NOTICE TO PARTIES REGARDING OBJECTIONS
The parties to this action may object to and seek review of this Report and Recommendation. Any objections must be filed within 14 days of service, as provided for in Federal Rule of Civil Procedure 72(b)(2) and Local Rule 72.1(d). Failure to file specific objections constitutes a waiver of any further right of appeal. Thomas v. Arn, 474 U.S. 140, 144 (1985); Howard v. Sec'y of Health & Human Servs., 932 F.2d 505, 508 (6th Cir. 1991).

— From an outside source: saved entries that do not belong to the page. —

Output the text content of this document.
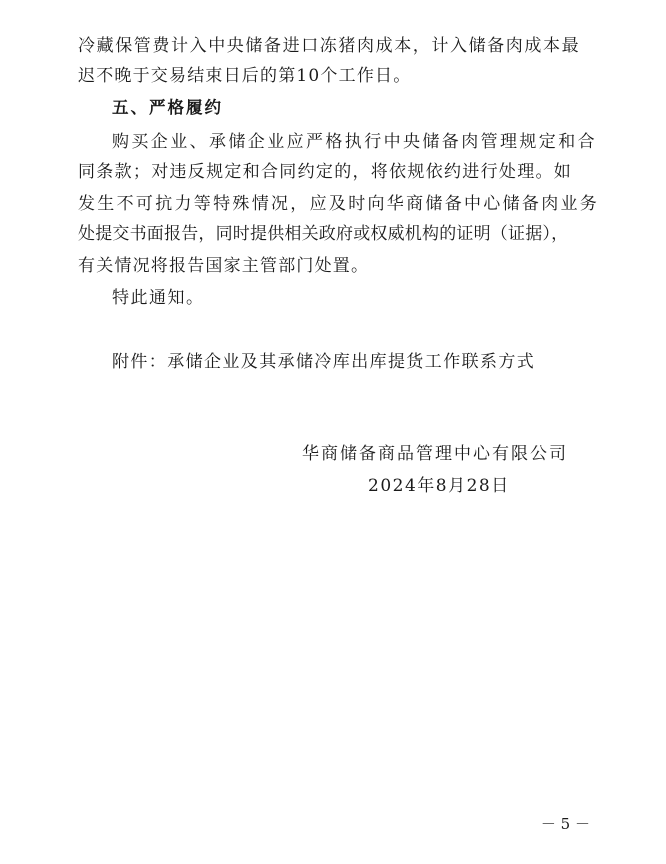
冷藏保管费计入中央储备进口冻猪肉成本，计入储备肉成本最
迟不晚于交易结束日后的第10个工作日。
五、严格履约
购买企业、承储企业应严格执行中央储备肉管理规定和合
同条款；对违反规定和合同约定的，将依规依约进行处理。如
发生不可抗力等特殊情况，应及时向华商储备中心储备肉业务
处提交书面报告，同时提供相关政府或权威机构的证明（证据），
有关情况将报告国家主管部门处置。
特此通知。
附件：承储企业及其承储冷库出库提货工作联系方式
华商储备商品管理中心有限公司
2024年8月28日
－ 5 －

Filing objections that raise some issues but fail to raise others with specificity will not preserve all the objections a party might have to this Report and Recommendation. Willis v. Sec'y of Health & Human Servs., 931 F.2d 390, 401 (6th Cir. 1991); Smith v. Detroit Fed'n of Teachers, Local 231, 829 F.2d 1370, 1373 (6th Cir. 1987). Under Local Rule 72.1(d)(2), any objections must be served on this Magistrate Judge.
Any objections must be labeled as “Objection No. 1,” “Objection No. 2,” etc. Any objection must recite precisely the provision of this Report and Recommendation to which it pertains. Not later than 14 days after service of an objection, the opposing party may file a concise response proportionate to the objections in length and complexity. Fed.R.Civ.P. 72(b)(2); E.D. Mich. LR 72.1(d). The response must specifically address each issue raised in the objections, in the same order, and labeled as “Response to Objection No. 1,” “Response to Objection No. 2,” etc. If the court determines that any objections are without merit, it may rule without awaiting the response.